When Melanie explained what she meant about her mother not wanting to maintain it anymore I almost cried.  My brave face was cracking.  The reality was, a pool takes a lot of work to maintain.  My commuting lifestyle; being out of the house from 7am to 6pm leaves only a small window of opportunity for chlorination, vacuuming, backwashing and a variety of other tasks.  It was too much.  I couldn’t do it, and I had been leaning on the idea of Doris keeping it going.  That in hindsight was rather unfair of me, but as I mentioned before I was feeling rather numb at the time.
I realized that holding onto the pool made no sense.  We didn’t have the budget to hire somebody to take care of it.  Plus we live only a short walk from Lake Simcoe so we have access to a beach.  It was time to let the pool go.
Melanie posted a message on Kajiji stating that the pool was free to take away, only we would ask for some soil in return as the pool was partially sunk into the ground.  We got a taker the very same day that the message went in and that weekend saw the work begin.  The pools new owner, Dave, was a biker and truckdriver who had an astonishing similarity to my own father (also named Dave).  He showed up with his truck and really not enough landfill, but that wasn’t his fault…we had miscalculated how much was needed.

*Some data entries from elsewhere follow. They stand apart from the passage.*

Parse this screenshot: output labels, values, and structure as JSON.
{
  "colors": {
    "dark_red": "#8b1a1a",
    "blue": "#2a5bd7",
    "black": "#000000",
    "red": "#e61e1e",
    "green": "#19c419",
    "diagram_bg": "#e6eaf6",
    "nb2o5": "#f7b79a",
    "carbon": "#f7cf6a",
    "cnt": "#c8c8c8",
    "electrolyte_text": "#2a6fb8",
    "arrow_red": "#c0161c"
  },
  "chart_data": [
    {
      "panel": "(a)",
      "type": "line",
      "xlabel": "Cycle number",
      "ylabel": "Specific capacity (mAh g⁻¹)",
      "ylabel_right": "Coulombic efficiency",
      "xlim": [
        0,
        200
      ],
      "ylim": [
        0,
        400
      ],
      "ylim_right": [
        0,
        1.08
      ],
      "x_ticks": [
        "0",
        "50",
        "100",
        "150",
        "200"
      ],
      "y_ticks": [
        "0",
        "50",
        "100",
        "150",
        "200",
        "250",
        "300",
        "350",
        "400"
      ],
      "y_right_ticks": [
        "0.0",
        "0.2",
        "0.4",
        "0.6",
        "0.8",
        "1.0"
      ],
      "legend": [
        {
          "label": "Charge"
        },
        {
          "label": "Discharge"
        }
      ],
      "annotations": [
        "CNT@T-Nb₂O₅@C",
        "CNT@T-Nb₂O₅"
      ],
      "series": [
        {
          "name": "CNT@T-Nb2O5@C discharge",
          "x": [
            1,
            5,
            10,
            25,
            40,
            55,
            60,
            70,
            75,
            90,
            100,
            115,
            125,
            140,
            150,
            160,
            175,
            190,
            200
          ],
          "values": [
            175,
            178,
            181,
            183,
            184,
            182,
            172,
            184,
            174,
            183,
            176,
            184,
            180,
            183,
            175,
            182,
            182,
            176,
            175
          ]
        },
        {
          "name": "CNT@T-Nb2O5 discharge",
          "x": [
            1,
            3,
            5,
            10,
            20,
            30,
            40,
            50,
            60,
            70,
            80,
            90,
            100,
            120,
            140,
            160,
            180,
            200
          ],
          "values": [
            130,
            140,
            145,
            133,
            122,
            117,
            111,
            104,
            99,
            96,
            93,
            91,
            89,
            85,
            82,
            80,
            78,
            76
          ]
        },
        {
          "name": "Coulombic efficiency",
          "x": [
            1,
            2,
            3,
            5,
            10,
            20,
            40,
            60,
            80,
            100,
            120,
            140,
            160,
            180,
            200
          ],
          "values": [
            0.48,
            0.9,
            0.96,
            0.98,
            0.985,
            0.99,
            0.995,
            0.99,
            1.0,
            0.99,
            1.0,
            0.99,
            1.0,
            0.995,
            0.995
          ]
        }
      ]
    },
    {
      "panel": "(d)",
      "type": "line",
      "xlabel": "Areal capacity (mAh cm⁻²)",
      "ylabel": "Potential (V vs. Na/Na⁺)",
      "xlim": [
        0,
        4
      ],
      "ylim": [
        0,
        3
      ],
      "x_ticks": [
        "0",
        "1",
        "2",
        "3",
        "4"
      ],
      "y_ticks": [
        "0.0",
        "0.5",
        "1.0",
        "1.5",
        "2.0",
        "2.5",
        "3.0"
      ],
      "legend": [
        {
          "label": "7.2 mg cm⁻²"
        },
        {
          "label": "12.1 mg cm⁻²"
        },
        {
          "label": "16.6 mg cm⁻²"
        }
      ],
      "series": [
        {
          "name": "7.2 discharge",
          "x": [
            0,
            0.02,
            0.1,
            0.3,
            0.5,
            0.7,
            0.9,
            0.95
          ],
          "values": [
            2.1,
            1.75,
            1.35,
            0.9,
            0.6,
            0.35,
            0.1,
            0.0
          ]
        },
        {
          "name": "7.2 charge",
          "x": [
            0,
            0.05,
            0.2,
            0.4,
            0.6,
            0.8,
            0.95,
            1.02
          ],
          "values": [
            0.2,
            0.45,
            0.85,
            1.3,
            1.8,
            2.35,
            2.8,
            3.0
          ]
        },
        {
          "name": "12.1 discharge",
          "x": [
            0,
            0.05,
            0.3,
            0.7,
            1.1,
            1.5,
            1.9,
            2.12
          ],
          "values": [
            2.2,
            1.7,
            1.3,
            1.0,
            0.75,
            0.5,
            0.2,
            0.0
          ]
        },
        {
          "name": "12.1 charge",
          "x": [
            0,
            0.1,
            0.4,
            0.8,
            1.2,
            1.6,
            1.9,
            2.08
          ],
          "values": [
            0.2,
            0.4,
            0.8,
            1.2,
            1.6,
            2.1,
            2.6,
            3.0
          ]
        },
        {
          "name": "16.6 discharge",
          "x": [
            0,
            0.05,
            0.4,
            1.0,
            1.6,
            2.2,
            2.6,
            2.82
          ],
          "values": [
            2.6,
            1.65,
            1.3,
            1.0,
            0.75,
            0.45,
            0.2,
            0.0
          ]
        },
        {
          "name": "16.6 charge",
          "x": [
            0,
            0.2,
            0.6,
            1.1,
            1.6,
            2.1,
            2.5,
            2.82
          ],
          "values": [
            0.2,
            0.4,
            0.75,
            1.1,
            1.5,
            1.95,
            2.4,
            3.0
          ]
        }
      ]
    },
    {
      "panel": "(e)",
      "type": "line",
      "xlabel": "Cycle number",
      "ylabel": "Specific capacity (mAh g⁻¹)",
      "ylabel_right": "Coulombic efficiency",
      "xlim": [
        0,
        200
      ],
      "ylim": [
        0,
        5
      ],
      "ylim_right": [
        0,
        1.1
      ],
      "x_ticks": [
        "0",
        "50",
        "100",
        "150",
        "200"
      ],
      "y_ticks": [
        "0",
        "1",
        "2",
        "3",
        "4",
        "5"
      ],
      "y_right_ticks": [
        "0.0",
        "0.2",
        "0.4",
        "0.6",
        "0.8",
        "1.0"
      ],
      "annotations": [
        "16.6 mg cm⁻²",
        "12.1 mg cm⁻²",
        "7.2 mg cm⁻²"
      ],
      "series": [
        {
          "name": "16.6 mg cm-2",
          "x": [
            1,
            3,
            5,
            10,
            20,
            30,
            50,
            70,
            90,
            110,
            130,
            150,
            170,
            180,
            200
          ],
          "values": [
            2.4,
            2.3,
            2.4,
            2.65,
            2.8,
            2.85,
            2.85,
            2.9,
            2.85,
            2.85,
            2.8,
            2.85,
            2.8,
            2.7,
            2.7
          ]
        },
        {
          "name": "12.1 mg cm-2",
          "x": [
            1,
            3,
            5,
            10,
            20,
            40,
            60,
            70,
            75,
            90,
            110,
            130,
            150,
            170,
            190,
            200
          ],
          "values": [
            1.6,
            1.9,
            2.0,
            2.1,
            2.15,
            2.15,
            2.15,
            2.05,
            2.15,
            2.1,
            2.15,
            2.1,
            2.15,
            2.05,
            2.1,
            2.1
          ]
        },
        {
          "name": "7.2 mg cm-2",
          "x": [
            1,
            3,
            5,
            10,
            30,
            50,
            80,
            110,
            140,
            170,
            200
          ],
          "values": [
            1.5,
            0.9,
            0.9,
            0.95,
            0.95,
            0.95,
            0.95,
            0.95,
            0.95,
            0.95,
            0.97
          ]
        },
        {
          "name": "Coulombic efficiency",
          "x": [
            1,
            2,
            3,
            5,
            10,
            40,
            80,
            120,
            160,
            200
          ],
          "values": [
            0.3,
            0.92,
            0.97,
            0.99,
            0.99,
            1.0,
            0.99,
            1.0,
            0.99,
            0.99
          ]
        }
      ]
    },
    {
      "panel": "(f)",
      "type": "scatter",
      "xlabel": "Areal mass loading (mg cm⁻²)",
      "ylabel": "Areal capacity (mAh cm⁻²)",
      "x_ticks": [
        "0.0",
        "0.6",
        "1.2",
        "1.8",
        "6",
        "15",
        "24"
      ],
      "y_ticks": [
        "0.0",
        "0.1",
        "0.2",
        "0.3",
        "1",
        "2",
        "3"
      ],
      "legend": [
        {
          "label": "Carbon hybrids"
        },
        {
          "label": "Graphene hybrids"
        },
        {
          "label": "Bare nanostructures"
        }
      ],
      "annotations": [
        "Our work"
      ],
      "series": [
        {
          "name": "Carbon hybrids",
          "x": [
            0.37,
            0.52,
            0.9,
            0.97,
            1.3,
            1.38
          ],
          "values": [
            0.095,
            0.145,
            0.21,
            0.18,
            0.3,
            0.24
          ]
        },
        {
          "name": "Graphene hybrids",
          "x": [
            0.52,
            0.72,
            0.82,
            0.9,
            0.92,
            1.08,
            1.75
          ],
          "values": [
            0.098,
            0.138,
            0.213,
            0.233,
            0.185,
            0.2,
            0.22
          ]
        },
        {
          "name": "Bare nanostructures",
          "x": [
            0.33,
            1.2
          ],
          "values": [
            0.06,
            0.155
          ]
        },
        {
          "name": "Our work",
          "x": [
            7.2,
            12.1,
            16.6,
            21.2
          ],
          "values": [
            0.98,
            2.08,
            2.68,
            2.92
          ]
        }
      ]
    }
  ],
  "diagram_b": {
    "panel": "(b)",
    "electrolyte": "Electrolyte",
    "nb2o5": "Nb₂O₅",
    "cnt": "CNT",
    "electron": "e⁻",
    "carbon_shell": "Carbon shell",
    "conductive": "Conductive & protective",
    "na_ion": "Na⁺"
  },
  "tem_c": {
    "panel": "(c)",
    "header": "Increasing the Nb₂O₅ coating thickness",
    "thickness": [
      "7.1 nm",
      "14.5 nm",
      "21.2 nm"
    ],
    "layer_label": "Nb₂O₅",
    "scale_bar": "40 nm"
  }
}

It took two days to get it all out.  Then another month to get the land around it all flattened out.  We’ve planted a couple apple trees and have placed the kids trampoline in the area where the pool was.  I’m still taking apart the deck.  It’s now an unsafe structure for our kids so I want to cut back its dimensions to end where the trampoline starts.

As 2012 draws closer to a close I can be thankful for this particular project.  The idea of closing the pool now, after everything that has happened would have been dreadful for everyone.  One less project for me…one less heartache for all.